In November, Scotland Yard arrested a man and a woman in Manchester after they were accused of infecting computers with malware similar to Zeus. At the time, police said the two were the first people to be arrested on suspicion of using this type of malware to steal money from bank accounts. Police and malware researchers warn that Zeus, also known as Zbot, is a worldwide threat. It's attacks have increased in number, and the sophistication of attacks is increasing as well.
In May, the Anti Phishing Working Group released a report showing that Avalanche, the same electronic crime syndicate behind two-thirds of the phishing attacks detected in the last half of 2009, was linked to a rash of incidents targeting small and mid-size businesses. Avalanche successfully targeted some 40 banks and online service providers, as well as vulnerable or non-responsive domain name registrars and registries. The individuals and businesses were hit with the Zeus Trojan, which was embedded in the phishing e-mails. Businesses that were attacked then became victims of fraudulent automated clearing house and wire transactions, as the criminals posed as employees of the business, moving thousands of dollars to overseas locations.
More Zeus to Hit Here?
The London case has financial institutions on high alert and for good reason. "I'm seeing banks take this attack very seriously and many are implementing much stronger security measures than they had just one year ago," says Avivah Litan, a security analyst at Gartner Inc., adding that the banks don't want to damage relationships with customers, especially large corporate customers.

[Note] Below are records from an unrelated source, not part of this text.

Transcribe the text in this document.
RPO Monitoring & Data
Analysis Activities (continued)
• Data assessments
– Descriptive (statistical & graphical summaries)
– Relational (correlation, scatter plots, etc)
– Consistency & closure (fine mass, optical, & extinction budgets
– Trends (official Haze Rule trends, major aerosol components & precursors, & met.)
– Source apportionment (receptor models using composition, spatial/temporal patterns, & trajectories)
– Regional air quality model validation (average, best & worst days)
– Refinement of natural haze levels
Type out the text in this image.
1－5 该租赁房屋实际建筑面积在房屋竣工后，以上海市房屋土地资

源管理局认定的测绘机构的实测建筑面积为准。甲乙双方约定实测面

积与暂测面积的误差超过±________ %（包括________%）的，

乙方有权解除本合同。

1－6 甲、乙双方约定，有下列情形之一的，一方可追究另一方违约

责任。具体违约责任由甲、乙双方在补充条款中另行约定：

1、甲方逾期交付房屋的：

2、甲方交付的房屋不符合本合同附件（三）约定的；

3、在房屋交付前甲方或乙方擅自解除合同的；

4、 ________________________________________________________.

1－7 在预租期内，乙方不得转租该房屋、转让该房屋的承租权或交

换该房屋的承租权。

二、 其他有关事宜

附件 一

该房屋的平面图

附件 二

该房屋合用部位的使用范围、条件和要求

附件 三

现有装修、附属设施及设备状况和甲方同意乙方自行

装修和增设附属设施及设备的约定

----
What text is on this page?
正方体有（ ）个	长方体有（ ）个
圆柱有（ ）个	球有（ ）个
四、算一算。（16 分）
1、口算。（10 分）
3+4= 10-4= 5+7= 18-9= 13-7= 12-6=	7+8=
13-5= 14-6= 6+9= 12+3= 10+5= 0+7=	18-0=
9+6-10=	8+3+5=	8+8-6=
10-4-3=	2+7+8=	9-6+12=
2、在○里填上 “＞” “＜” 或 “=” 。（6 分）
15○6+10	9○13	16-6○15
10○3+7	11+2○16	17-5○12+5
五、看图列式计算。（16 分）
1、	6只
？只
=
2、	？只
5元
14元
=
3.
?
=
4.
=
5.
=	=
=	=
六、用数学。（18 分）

The same Zeus Trojan and its variants have been used in attacks against corporate account-holders here in the United States, stealing millions of dollars through fraudulent ACH and wire transfers. A long list of small and mid-sized businesses, municipal governments and even religious organizations were hit using Zeus to steal online banking credentials. Litan says she doubts the same crime ring that launched its Zeus attack in London is linked to any of the Zeus attacks that have hit U.S. business, but that just proves that Zeus attacks are proliferating, she says. "It could very well be that this gang is unrelated to the gangs attacking U.S. banks and their customers," Litan says.
Dave Jevans, chairman of the Anti Phishing Working Group, says this is a portent of things to come. "In fact, in the U.S., we are seeing more corporate bank-account fraud than in the U.K.," he says. "The cybercriminals have figured out that it's easier to steal $500,000 from one business banking customer than $500 from a thousand consumer banking customers. Online corporate-banking fraud in the U.S. is hundreds of millions of dollars a quarter."
The spread of Zeus-related crimes has likely been fueled by ease with which criminals can perpetrate the crime. "Any amateur criminal can be up and running and launching a Zeus attack in a week or two, if that, as long as they know where to buy the Zeus kit and the associated services," Litan says. One drawback: They just have to pay more for sophisticated Zeus variants. "The main hurdle for the Zeus attackers is getting their money mules lined up so that they can launder their stolen funds and move them out of the victim accounts to their own accounts," she says.
Jevans says criminals need to be operationally sophisticated, but not technically sophisticated. Zeus and other crimeware kits are available online. "Where the criminals need sophistication is in the money-mule networks to transfer funds out of the country without risking the authorities detecting who the money is going to," he says.
Jevans says financial institutions need to revisit their corporate-banking security postures and procedures. "We see banks implementing a dual strategy: increased controls and detection at their servers and deployment of secure endpoints and strong authentication to customers," he says. The National Automated Clearing House Association and the Federal Bureau of Investigation have issued guidelines to banks about how to protect business-banking endpoints, and banks and technology vendors are racing to find solutions to the problem in line with those recommendations.